The Consistency Critic: Correcting Inconsistencies in Generated Images via Reference-Guided Attentive Alignment

TL;DR

The paper tackles fine-grained detail inconsistencies in reference-guided image generation by introducing ImageCritic, a post-editing framework equipped with a reference–degraded–target dataset, an attention alignment loss, and a detail encoder. It leverages a DiT-based editing backbone (Flux Kontext) and an automated agent chain to localize and correct discrepancies across multiple rounds, preserving global structure while fixing text and logo regions. Empirical results on DreamBench++ and CriticBench, plus extensive qualitative comparisons, show substantial improvements in detail fidelity and cross-model robustness. The work advances practical high-fidelity, reference-consistent image editing with an adaptable, agent-driven workflow that can operate across languages and styles.

Abstract

Previous works have explored various customized generation tasks given a reference image, but they still face limitations in generating consistent fine-grained details. In this paper, our aim is to solve the inconsistency problem of generated images by applying a reference-guided post-editing approach and present our ImageCritic. We first construct a dataset of reference-degraded-target triplets obtained via VLM-based selection and explicit degradation, which effectively simulates the common inaccuracies or inconsistencies observed in existing generation models. Furthermore, building on a thorough examination of the model's attention mechanisms and intrinsic representations, we accordingly devise an attention alignment loss and a detail encoder to precisely rectify inconsistencies. ImageCritic can be integrated into an agent framework to automatically detect inconsistencies and correct them with multi-round and local editing in complex scenarios. Extensive experiments demonstrate that ImageCritic can effectively resolve detail-related issues in various customized generation scenarios, providing significant improvements over existing methods.

Figures (14)

• Figure 1: Visual illustrations. (a) illustrates that we first conduct customized generation using GPT-4o gpt, and then apply different methods for the post editing. Edit method qwenimage struggle to achieve fine-grained consistent generation, while images processed by super-resolution methods guo2024refir often exhibit noticeable detail inaccuracies. In contrast, our proposed ImageCritic corrects local details to ensure text and logo consistency while maintaining accurate spatial alignment, significantly improving the overall coherence of generated images. (b) We further apply our method to customized results generated by both state-of-the-art closed-source nanobanana and open-source models qwenimageuno.
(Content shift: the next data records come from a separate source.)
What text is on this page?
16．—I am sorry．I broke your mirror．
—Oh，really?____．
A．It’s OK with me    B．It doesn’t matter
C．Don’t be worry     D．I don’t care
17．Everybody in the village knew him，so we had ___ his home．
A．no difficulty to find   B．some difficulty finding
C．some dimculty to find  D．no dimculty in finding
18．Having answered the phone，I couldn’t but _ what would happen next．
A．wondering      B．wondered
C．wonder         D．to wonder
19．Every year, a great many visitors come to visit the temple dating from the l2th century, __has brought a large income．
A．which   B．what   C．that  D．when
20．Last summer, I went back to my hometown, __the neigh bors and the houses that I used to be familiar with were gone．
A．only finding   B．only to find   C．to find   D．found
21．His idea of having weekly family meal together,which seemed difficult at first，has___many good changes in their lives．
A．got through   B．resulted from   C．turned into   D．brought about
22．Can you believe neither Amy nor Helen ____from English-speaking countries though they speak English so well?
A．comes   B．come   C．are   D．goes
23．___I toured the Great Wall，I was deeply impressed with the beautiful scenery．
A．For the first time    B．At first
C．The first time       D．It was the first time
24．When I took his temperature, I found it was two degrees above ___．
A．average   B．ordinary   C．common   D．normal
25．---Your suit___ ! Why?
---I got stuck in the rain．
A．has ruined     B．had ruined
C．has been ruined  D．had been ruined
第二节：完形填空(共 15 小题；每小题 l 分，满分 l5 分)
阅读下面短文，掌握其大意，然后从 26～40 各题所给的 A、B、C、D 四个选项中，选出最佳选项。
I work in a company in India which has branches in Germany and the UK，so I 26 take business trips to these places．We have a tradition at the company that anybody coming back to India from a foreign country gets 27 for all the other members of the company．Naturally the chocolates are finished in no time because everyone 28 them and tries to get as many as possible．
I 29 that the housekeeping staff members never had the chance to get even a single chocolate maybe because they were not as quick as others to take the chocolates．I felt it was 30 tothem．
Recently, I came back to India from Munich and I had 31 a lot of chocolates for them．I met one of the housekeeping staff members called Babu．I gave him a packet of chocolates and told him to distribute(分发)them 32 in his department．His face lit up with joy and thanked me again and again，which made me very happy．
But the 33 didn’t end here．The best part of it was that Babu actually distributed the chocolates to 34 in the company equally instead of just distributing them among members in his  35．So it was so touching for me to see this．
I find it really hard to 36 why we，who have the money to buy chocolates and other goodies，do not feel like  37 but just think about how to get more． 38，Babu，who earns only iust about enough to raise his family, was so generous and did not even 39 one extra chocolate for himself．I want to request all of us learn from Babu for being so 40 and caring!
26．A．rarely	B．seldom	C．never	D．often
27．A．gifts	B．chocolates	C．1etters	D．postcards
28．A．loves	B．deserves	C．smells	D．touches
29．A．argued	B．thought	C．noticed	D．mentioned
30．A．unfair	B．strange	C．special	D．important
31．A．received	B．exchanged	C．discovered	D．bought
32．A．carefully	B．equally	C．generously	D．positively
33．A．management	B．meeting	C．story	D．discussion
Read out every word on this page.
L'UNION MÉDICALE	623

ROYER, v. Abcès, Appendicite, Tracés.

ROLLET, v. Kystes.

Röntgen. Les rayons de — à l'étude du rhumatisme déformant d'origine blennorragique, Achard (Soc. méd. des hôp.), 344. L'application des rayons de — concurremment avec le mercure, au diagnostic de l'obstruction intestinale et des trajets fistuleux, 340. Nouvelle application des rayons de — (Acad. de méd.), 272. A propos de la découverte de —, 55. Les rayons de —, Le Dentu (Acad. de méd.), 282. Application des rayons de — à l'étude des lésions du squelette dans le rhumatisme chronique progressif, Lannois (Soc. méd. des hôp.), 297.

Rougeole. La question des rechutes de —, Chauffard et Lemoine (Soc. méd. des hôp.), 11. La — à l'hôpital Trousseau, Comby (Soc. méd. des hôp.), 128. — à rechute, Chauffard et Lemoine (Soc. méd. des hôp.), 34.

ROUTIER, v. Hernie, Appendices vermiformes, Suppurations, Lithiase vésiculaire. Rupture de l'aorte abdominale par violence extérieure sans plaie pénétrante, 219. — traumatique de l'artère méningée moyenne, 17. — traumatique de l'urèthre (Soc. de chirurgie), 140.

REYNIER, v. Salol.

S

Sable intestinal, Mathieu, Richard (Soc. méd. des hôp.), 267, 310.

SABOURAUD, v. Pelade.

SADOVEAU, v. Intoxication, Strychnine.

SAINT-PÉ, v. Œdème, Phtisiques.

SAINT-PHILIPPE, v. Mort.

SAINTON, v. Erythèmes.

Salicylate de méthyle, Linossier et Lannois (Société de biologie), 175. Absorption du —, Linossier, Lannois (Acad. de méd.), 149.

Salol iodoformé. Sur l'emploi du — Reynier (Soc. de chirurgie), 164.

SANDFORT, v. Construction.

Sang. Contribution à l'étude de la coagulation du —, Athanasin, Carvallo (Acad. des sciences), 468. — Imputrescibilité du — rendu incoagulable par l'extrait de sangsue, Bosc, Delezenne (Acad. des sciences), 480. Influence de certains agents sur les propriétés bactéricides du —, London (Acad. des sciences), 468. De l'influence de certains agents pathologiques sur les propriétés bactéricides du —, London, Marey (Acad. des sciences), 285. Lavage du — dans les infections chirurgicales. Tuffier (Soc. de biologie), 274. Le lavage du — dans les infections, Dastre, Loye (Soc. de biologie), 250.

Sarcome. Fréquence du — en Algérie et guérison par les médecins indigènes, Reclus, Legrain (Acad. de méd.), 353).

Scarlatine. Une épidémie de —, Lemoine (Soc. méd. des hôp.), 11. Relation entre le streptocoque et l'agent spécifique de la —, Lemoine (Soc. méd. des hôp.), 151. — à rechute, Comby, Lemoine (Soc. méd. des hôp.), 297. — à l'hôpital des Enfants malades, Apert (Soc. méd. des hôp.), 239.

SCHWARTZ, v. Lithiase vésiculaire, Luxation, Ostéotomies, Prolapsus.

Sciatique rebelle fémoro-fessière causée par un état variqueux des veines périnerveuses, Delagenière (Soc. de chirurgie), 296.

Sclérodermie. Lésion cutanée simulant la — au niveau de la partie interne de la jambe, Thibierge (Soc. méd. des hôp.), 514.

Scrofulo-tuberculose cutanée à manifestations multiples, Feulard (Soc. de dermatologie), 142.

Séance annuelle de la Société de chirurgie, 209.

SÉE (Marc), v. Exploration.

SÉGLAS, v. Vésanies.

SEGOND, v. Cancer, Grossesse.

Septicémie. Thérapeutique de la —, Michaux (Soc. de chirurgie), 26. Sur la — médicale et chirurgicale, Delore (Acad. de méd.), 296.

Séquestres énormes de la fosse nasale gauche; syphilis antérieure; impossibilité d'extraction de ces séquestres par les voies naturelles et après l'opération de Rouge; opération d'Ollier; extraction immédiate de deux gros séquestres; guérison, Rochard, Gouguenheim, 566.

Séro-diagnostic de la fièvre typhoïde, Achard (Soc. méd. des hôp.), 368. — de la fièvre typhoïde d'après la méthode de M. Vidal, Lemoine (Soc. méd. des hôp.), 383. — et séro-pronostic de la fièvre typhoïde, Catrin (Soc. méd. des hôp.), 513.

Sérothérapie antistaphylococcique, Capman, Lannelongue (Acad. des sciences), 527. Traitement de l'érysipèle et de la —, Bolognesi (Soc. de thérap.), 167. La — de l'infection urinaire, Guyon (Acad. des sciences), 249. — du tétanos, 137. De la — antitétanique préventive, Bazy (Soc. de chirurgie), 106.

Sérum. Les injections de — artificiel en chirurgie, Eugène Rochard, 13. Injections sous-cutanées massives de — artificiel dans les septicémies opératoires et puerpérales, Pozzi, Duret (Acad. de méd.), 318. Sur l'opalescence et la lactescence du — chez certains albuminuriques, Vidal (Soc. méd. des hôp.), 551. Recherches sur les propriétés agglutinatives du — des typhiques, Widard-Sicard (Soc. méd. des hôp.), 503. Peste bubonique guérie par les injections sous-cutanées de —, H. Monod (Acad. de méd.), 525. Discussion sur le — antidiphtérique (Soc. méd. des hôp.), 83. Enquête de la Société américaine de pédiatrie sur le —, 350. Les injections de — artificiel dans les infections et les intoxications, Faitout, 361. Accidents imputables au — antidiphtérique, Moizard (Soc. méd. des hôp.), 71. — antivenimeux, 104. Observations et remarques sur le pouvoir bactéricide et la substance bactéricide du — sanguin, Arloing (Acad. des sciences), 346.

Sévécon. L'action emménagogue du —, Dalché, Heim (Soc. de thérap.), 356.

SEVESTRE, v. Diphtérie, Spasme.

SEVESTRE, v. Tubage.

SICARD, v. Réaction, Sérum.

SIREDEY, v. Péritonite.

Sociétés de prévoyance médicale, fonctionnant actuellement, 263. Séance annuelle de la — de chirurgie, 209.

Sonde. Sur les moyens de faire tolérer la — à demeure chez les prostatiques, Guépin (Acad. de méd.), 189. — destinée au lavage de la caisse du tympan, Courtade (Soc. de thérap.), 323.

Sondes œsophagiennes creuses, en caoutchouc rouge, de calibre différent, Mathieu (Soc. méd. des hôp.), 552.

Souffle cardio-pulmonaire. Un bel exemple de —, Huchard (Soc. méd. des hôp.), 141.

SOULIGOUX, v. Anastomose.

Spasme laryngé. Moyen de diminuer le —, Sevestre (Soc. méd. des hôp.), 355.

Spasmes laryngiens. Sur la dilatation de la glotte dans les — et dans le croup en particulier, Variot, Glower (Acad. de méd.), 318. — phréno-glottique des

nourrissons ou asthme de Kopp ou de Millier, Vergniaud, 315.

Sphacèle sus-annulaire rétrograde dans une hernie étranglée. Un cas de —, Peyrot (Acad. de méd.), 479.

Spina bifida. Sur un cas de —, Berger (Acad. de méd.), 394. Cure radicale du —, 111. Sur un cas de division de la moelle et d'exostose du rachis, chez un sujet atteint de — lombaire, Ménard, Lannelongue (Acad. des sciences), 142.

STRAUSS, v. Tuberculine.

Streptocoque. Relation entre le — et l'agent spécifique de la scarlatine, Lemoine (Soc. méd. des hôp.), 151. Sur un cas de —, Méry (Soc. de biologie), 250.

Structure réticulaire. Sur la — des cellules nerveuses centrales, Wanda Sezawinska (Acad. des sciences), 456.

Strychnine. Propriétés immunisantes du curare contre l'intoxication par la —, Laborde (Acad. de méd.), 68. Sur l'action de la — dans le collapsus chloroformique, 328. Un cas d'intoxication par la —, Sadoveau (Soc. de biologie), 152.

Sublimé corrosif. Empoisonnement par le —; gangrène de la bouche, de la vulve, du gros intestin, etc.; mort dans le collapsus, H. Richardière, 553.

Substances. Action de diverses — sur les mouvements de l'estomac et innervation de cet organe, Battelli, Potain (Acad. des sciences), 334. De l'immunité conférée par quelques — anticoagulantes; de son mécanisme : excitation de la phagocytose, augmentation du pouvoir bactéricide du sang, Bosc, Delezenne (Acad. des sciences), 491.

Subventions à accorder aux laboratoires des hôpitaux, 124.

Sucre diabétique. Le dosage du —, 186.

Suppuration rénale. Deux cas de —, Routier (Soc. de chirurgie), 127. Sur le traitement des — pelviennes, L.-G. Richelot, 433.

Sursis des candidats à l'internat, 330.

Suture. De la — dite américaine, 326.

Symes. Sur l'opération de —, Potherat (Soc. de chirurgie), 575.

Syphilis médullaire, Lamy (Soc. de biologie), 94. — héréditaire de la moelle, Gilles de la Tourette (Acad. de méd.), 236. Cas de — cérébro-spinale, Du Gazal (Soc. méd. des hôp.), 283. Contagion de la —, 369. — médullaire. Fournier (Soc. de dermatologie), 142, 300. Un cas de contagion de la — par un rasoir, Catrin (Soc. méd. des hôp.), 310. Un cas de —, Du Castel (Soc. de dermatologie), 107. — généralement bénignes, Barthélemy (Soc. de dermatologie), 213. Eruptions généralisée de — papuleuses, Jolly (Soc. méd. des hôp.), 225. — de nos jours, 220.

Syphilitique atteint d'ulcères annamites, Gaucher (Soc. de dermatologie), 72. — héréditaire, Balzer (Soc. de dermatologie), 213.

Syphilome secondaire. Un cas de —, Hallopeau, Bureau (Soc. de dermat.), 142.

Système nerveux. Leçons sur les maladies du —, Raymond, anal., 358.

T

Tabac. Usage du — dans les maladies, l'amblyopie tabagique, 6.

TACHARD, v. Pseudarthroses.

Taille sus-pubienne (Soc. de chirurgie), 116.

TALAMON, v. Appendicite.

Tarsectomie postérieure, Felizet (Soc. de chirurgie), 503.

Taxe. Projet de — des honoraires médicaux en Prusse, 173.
After performing our correction, the fine-grained details of the generated images align precisely with those of the original objects, demonstrating the superior performance of our approach.
• Figure 2: Data curation pipeline. (a) illustrates the complete pipeline of our approach, which involves generating customized images using existing state-of-the-art models, applying VLM-based filtering, and performing degradation. (b) shows local regions from our dataset, where the target patch aligns well with the input patch, and the degraded patch effectively simulates fine-grained inconsistencies in text and logo areas commonly seen between the input patch and the generated patch.
• Figure 3: Overview of the proposed ImageCritic. We propose ImageCritic, which employs a Detail Encoder and an Attention Alignment Loss to enable the model to localize regions requiring restoration, thereby achieving high-quality and consistent image correcting. Furthermore, we develop a fully automated agent framework that supports both local patch restoration and multi-round correcting processes.
• Figure 4: Attention visualization. We separately extract the noise attention maps with respect to the reference image and the input image to be corrected, denoted as $M_R$ and $M_I$, respectively. The first row shows the results of the LoRA-finetuned base model, while the second row presents the results after applying the attention alignment loss. The first two columns correspond to the attention map of the double stream layer, and the last two columns correspond to the single stream layer. It can be observed that the attention alignment loss effectively promotes attention disentanglement.
• Figure 5: Effect of the detail encoder. We find that when the input image exhibits structural differences from the reference image, the model fails to correctly identify the intended reference object, leading to inconsistent generation results.